The measurement of ion diffusion in epoxy molding compounds used to encapsulate microelectronic devices

Plastic encapsulation has almost completely replaced hermetic ceramic packages for the protection of semiconductor integrated circuit devices. The plastic encapsulant is not a hermetic seal and is permeable to moisture, gases and ions. When the absorbed moisture is combined with ions, there is an opportunity for electrolytic corrosion of the metal surfaces of the device and package elements. Information regarding the diffusion of ions through commercial encapsulants has not been reported in the literature.

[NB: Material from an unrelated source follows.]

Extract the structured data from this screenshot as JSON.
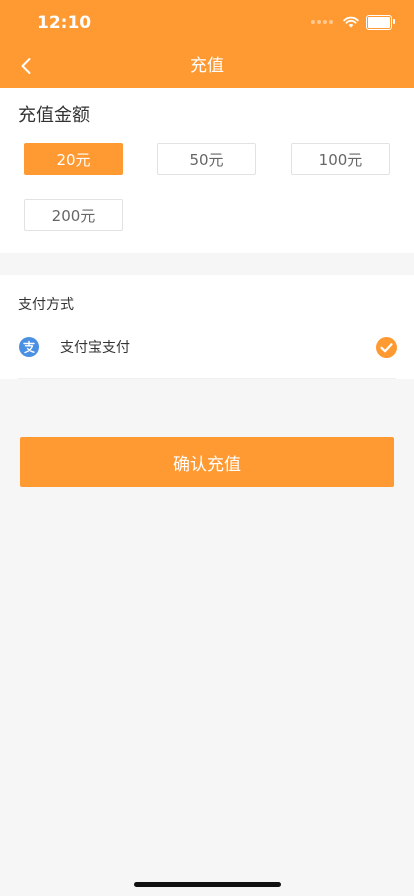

In this dissertation three analytical techniques are used to measure ion diffusion in commercial encapsulants. Diffusion cell measurements and time-of-flight secondary ion mass spectroscopy showed that the ions diffuse through the encapsulant as a front. A Fickian diffusion profile was also detected at the leading edge of the diffusing ion front by dynamic secondary ion mass spectroscopy depth profiling.; Diffusion coefficients were calculated for moisture and ions in a commercial encapsulant. The diffusion coefficient for chloride ions in the encapsulant were seven to eight orders of magnitude smaller than the diffusion coefficients for moisture. We concluded that the slow ion diffusion rate in the commercial encapsulants is due to the binding of the ions to ion scavengers and functional groups in the polymer matrix. At the slow ion diffusion rates observed in these studies, ionic contaminants present on the surface of the encapsulant will not diffuse to the surface of the encapsulated semiconductor device in the projected life of the device.; A change in the slope of an Arrhenius plot of the diffusion coefficients for chloride ions as a function of temperature was observed which corresponded to the glass transition temperature of the encapsulant. This increase in ion diffusion above the glass transition temperature has implications for the assignment of acceleration factors for accelerated tests, such as HAST tests, which may be run at temperatures above the glass transition temperature of the encapsulant. The effect of post-mold curing of the encapsulant and the encapsulant formulation on ion diffusion rates in the commercial encapsulants are also addressed. A mathematical model for ion diffusion in the encapsulants is presented.